Rapid Latino population growth and a smattering of newly created Latino House districts across the country are giving the group a chance to amplify its voice in Congress.

But talk to Latino leaders, and you won’t hear a whole lot of optimism about 2012.

“It would appear to be a good opportunity on the surface, but in reality it’s not,” said Juan Andrade, president of the United States Hispanic Leadership Institute. “It does not necessarily follow that the representatives will be Latino, as much as we would like for that to be the case.”

Despite more than a dozen new districts created by redistricting where Latinos could constitute a majority — and many others where they will be close to it — there is a real sense of apprehension whether they can be won by Latino candidates.

The reasons are complicated.

Latinos have made up 43 percent of the country’s overall growth in the past 10 years, but the spike has come disproportionately from young people. And even among those who can vote, turnout has been low.

Also, Latino politicians haven’t been cultivated by the party establishments. Thus, they are operating at a deficit when it comes to running for higher office. And even when there have been Latino politicians ready to make the leap in winnable congressional districts, Latino leaders say the establishment has often favored their non-Latino opponents.

And while many districts are winnable for Latinos, many are not so overwhelmingly favorable to Latinos that they are virtually guaranteed wins.

The districts “were not created to ensure the election of a Latino candidate,” Andrade said. “In many of these districts, there will be non-Latino candidates running against us.”

This latter dynamic has already cropped up in a few high-profile races. In Texas, Rep. Lloyd Doggett is set to run in a Democratic primary in a newly drawn majority-Latino district against a rising Latino star, state Rep. Joaquin Castro (D). The newly drawn 35th District is 63 percent Latino, including 58 percent of the voting-age population.

In New Mexico, Rep. Martin Heinrich (D) is the early favorite in the open Democratic Senate primary, despite facing another rising Latino star in state Auditor Hector Balderas (D). The Land of Enchantment is the most heavily Hispanic state in the country — 46 percent of its residents and about the same proportion of the Democratic primary electorate are Latino — but it has not elected a Hispanic to the Senate since the 1970s.

Balderas, who was the youngest Hispanic statewide officeholder in the country when he was elected five years ago at age 33, says that the new generation of Latinos is getting more involved, but that there is still plenty of progress to be made.
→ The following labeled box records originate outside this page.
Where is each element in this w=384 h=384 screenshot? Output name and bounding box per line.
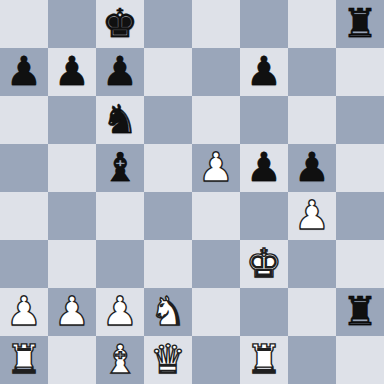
square-c6[interactable]: ♞ [96,96,144,144]
black-pawn[interactable]: ♟ [102,47,138,95]
square-e6[interactable] [192,96,240,144]
square-f5[interactable]: ♟ [240,144,288,192]
black-pawn[interactable]: ♟ [294,143,330,191]
square-c3[interactable] [96,240,144,288]
square-a2[interactable]: ♟ [0,288,48,336]
square-g5[interactable]: ♟ [288,144,336,192]
square-c8[interactable]: ♚ [96,0,144,48]
black-pawn[interactable]: ♟ [6,47,42,95]
square-h4[interactable] [336,192,384,240]
square-g4[interactable]: ♟ [288,192,336,240]
black-pawn[interactable]: ♟ [246,47,282,95]
square-h3[interactable] [336,240,384,288]
square-d2[interactable]: ♞ [144,288,192,336]
square-d4[interactable] [144,192,192,240]
square-g3[interactable] [288,240,336,288]
square-b6[interactable] [48,96,96,144]
square-f7[interactable]: ♟ [240,48,288,96]
square-h5[interactable] [336,144,384,192]
square-g2[interactable] [288,288,336,336]
square-b7[interactable]: ♟ [48,48,96,96]
square-e2[interactable] [192,288,240,336]
square-g1[interactable] [288,336,336,384]
white-bishop[interactable]: ♝ [102,335,138,383]
chess-board: ♚♜♟♟♟♟♞♝♟♟♟♟♚♟♟♟♞♜♜♝♛♜ [0,0,384,384]
square-h6[interactable] [336,96,384,144]
black-rook[interactable]: ♜ [342,287,378,335]
square-a7[interactable]: ♟ [0,48,48,96]
white-pawn[interactable]: ♟ [198,143,234,191]
chess-board-wrapper: ♚♜♟♟♟♟♞♝♟♟♟♟♚♟♟♟♞♜♜♝♛♜ [0,0,384,384]
square-e1[interactable] [192,336,240,384]
square-e8[interactable] [192,0,240,48]
black-bishop[interactable]: ♝ [102,143,138,191]
square-c2[interactable]: ♟ [96,288,144,336]
square-a8[interactable] [0,0,48,48]
square-a1[interactable]: ♜ [0,336,48,384]
square-f1[interactable]: ♜ [240,336,288,384]
black-rook[interactable]: ♜ [342,0,378,47]
white-king[interactable]: ♚ [246,239,282,287]
square-h7[interactable] [336,48,384,96]
white-knight[interactable]: ♞ [150,287,186,335]
square-d6[interactable] [144,96,192,144]
square-e7[interactable] [192,48,240,96]
black-pawn[interactable]: ♟ [54,47,90,95]
square-b3[interactable] [48,240,96,288]
square-c5[interactable]: ♝ [96,144,144,192]
square-d5[interactable] [144,144,192,192]
square-a6[interactable] [0,96,48,144]
square-g7[interactable] [288,48,336,96]
square-a3[interactable] [0,240,48,288]
white-pawn[interactable]: ♟ [6,287,42,335]
square-d7[interactable] [144,48,192,96]
white-pawn[interactable]: ♟ [102,287,138,335]
square-g8[interactable] [288,0,336,48]
square-e3[interactable] [192,240,240,288]
square-h2[interactable]: ♜ [336,288,384,336]
black-pawn[interactable]: ♟ [246,143,282,191]
square-c7[interactable]: ♟ [96,48,144,96]
square-b5[interactable] [48,144,96,192]
white-queen[interactable]: ♛ [150,335,186,383]
white-rook[interactable]: ♜ [246,335,282,383]
square-h8[interactable]: ♜ [336,0,384,48]
black-king[interactable]: ♚ [102,0,138,47]
square-f6[interactable] [240,96,288,144]
square-b4[interactable] [48,192,96,240]
black-knight[interactable]: ♞ [102,95,138,143]
square-g6[interactable] [288,96,336,144]
square-d8[interactable] [144,0,192,48]
square-c4[interactable] [96,192,144,240]
square-b8[interactable] [48,0,96,48]
square-a4[interactable] [0,192,48,240]
white-pawn[interactable]: ♟ [54,287,90,335]
white-pawn[interactable]: ♟ [294,191,330,239]
square-d1[interactable]: ♛ [144,336,192,384]
square-f2[interactable] [240,288,288,336]
square-b1[interactable] [48,336,96,384]
square-d3[interactable] [144,240,192,288]
square-h1[interactable] [336,336,384,384]
square-e4[interactable] [192,192,240,240]
square-e5[interactable]: ♟ [192,144,240,192]
white-rook[interactable]: ♜ [6,335,42,383]
square-a5[interactable] [0,144,48,192]
square-f3[interactable]: ♚ [240,240,288,288]
square-c1[interactable]: ♝ [96,336,144,384]
square-f4[interactable] [240,192,288,240]
square-f8[interactable] [240,0,288,48]
square-b2[interactable]: ♟ [48,288,96,336]
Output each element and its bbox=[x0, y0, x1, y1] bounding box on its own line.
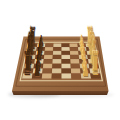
square-d7[interactable] bbox=[34, 59, 44, 63]
square-h1[interactable] bbox=[86, 44, 95, 48]
square-d8[interactable] bbox=[25, 59, 35, 63]
square-e5[interactable] bbox=[53, 55, 62, 59]
square-c8[interactable] bbox=[24, 64, 34, 69]
square-e3[interactable] bbox=[70, 55, 79, 59]
board-front-edge bbox=[12, 91, 109, 95]
square-a4[interactable] bbox=[62, 73, 72, 78]
square-a1[interactable] bbox=[90, 73, 101, 78]
square-a6[interactable] bbox=[42, 73, 52, 78]
square-b2[interactable] bbox=[80, 68, 90, 73]
square-a7[interactable] bbox=[32, 73, 42, 78]
square-c3[interactable] bbox=[71, 64, 81, 69]
square-a8[interactable] bbox=[22, 73, 33, 78]
square-f3[interactable] bbox=[70, 51, 79, 55]
square-h7[interactable] bbox=[37, 44, 46, 48]
square-b7[interactable] bbox=[33, 68, 43, 73]
square-c2[interactable] bbox=[80, 64, 90, 69]
square-a2[interactable] bbox=[81, 73, 91, 78]
chess-set-photo: ♜♟♟♜♞♟♟♞♝♟♟♝♚♟♟♚♛♟♟♛♝♟♟♝♞♟♟♞♜♟♟♜ bbox=[0, 0, 120, 120]
square-d5[interactable] bbox=[52, 59, 61, 63]
square-e6[interactable] bbox=[44, 55, 53, 59]
square-c1[interactable] bbox=[89, 64, 99, 69]
square-b6[interactable] bbox=[42, 68, 52, 73]
chess-board bbox=[0, 0, 120, 120]
square-c6[interactable] bbox=[43, 64, 53, 69]
square-e1[interactable] bbox=[87, 55, 97, 59]
square-f8[interactable] bbox=[27, 51, 36, 55]
square-c7[interactable] bbox=[34, 64, 44, 69]
square-c5[interactable] bbox=[52, 64, 61, 69]
square-f2[interactable] bbox=[78, 51, 87, 55]
square-g1[interactable] bbox=[86, 47, 95, 51]
square-a3[interactable] bbox=[71, 73, 81, 78]
square-g6[interactable] bbox=[45, 47, 54, 51]
square-d4[interactable] bbox=[62, 59, 71, 63]
square-f5[interactable] bbox=[53, 51, 62, 55]
square-a5[interactable] bbox=[52, 73, 62, 78]
square-g7[interactable] bbox=[36, 47, 45, 51]
square-e4[interactable] bbox=[62, 55, 71, 59]
square-f4[interactable] bbox=[62, 51, 71, 55]
square-g5[interactable] bbox=[53, 47, 61, 51]
square-h8[interactable] bbox=[29, 44, 38, 48]
square-d2[interactable] bbox=[79, 59, 89, 63]
square-d3[interactable] bbox=[70, 59, 79, 63]
square-d6[interactable] bbox=[43, 59, 52, 63]
square-h4[interactable] bbox=[62, 44, 70, 48]
square-h3[interactable] bbox=[70, 44, 78, 48]
square-g3[interactable] bbox=[70, 47, 79, 51]
square-b8[interactable] bbox=[23, 68, 33, 73]
square-c4[interactable] bbox=[62, 64, 71, 69]
square-g2[interactable] bbox=[78, 47, 87, 51]
square-f7[interactable] bbox=[36, 51, 45, 55]
square-b1[interactable] bbox=[89, 68, 99, 73]
square-h6[interactable] bbox=[45, 44, 53, 48]
square-d1[interactable] bbox=[88, 59, 98, 63]
square-e8[interactable] bbox=[26, 55, 36, 59]
square-h2[interactable] bbox=[78, 44, 87, 48]
square-b5[interactable] bbox=[52, 68, 62, 73]
square-f6[interactable] bbox=[44, 51, 53, 55]
square-b3[interactable] bbox=[71, 68, 81, 73]
square-e7[interactable] bbox=[35, 55, 44, 59]
square-g8[interactable] bbox=[28, 47, 37, 51]
square-b4[interactable] bbox=[62, 68, 72, 73]
square-e2[interactable] bbox=[79, 55, 88, 59]
square-f1[interactable] bbox=[87, 51, 96, 55]
square-g4[interactable] bbox=[62, 47, 70, 51]
square-h5[interactable] bbox=[53, 44, 61, 48]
And he says it starts with his campaign.

“I see this race both as a local and a national opportunity for Latino voters to become more engaged,” he said. “I believe that more Latino leaders need to answer the call to serve.”

While Balderas’s contest is the most high-profile, Latinos see similar situations unfolding for Heinrich’s plurality-Hispanic Albuquerque House district, along with a new open seat in Nevada and potentially one in Arizona, along with several of the newly crafted majority-Latino districts in California.

There’s also a Latino tea party favorite, former solicitor general Ted Cruz, running in the crowded Texas GOP Senate primary, and another Latino, retired Gen. Ricardo Sanchez, running for the Democratic nomination. Texas has a 38 percent Hispanic population — the second-highest in the country.

“I don’t think there’s a shortage of viable candidates; what there may not be is party support for Latino candidates where there is an opportunity,” said Arturo Vargas, executive director of the National Association of Latino Elected and Appointed Officials. “It’s [as if] Latino candidates can only run in majority-Latino districts.”

California represents a stark illustration of that problem.

Under the final map passed by that state’s redistricting commission, there are 13 House districts with a majority of Latino residents. Of those, only one has Latinos constituting more than 52 percent of the voting-age citizens. Eight others have between 49 percent and 52 percent Latinos who can vote, and 12 more have at least one-quarter.

Vargas said there’s plenty standing in the way of Latinos winning those seats, including the party establishment.

“The issue becomes . . . are you going to have party support for some of these candidates?” Vargas said. “And historically, you haven’t.”

Democratic consultant Andres Ramirez said Latinos also may not be able to take advantage of the raft of new seats because of a lack of experienced candidates.

Indeed, in almost every state where Latinos constitute a significant amount of the voting-age population, their representation in Congress and the state legislature doesn’t match.

“There are a lot of qualified Latinos that can run, but not a lot that have actually been mentored or brought through the ranks to position themselves,” Ramirez said. “Because of the uncertainty going on with redistricting . . . there hasn’t been a significant effort to identify and recruit Latinos en masse to fill these potential seats.”